Ehe und alle und die 10117-Twitter-Blase

Mein Job als Sprecher eines Verbandes bringt es mit sich, dass meine Twitter-Timeline vor allem aus Politikern und Journalisten besteht, ergänzt durch Kollegen anderer Verbände, Gewerkschaften und sonstigen Akteuren im “öffentlichen Raum”. In der Regel ist das spannend und informativ, aber es gibt auch Tage, da geht mir die Hyperventilierende 10117-Twitterblase (10117: Postleitzahl des Regierungsviertels) so RICHTIG auf den Keks.

Das war zB beim “covfefe”-Hype so, als jeder Depp sich mit einem einem bestenfalls viertellustigem Meme oder Kommentar für klüger als Trump erklärte (entsetztlicherweise vermutlich durchaus zu Recht), aber glaubte, mit der Selbstgerechtigkeit dann es den blöden Amis aber mal so richtig gezeigt zu haben.

Gestern war wieder so ein Tag. Die “Ehe für Alle” ließ die Timeline explodieren. Nun ist es mir völlig egal, wer wen heiraten will, und für mich ist entscheidend, wer sich liebt und wer sich kümmern will.

Nein, mich hat wieder dieses Hyperventilieren gestört. Dieses Sandkastenschippchenniveau – “jetzt haben wir die CDU matt gesetzt” – “Nein, das ist mein Thema, ich wollte es als erstes” und das, offen gesagt, abstoßende Parteigekeife untereinander – und das verbunden mit dem Medienhype drum herum (“Hat Schulz jetzt Merkel angegriffen?” – “Was bedeutet diese Niederlage für Merkels Wahlchancen” etc.).

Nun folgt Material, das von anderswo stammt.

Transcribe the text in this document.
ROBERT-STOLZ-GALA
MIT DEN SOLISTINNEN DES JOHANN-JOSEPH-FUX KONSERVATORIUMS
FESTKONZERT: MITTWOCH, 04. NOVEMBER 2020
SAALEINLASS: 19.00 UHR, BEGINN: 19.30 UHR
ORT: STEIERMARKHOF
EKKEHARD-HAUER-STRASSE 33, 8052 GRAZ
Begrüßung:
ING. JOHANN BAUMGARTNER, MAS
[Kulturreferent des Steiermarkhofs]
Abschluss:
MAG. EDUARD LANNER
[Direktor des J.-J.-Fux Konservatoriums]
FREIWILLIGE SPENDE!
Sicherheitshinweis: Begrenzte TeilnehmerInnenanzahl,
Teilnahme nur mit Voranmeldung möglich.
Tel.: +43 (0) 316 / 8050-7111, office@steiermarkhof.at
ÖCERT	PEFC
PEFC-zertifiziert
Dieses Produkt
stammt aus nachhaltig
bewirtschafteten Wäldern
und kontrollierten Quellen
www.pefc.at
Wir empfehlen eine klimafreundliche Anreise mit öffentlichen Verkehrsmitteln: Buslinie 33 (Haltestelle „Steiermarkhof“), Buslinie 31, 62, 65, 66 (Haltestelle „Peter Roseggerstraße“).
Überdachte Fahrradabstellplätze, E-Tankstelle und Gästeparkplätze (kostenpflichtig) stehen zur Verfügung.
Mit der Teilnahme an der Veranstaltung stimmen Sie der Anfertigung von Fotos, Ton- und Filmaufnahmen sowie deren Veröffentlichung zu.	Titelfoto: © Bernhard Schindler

Ich verstehe, dass das Thema für viele Aktivisten und die aus ihnen hervorgegangenen Parteien emotional stark besetzt ist Aber erstens: Welche Partei stellte noch mal den ersten offen (!) homosexuellen Vizekanzler und Außenministern? Welche Partei den ersten offen homosexuellen Regierungschef eines Bundeslandes? Das scheint mir doch viel bedeutsamer, was die Akzeptanz angeht, als irgendein Symbolthema. Aber egal, ich zurück zum Thema: Glauben diese keifenden Twitterrazzis alle Ernsthaft, dass dieses Thema die Leute in Wunsiedel, in Burscheid und in Pritzwalk auch nur marginal mehr interessiert als der Fallwinkel eines Reissacks? Und wenn, werden die sich eher fragen, was denn die Elite bitteschön für Sorgen hat.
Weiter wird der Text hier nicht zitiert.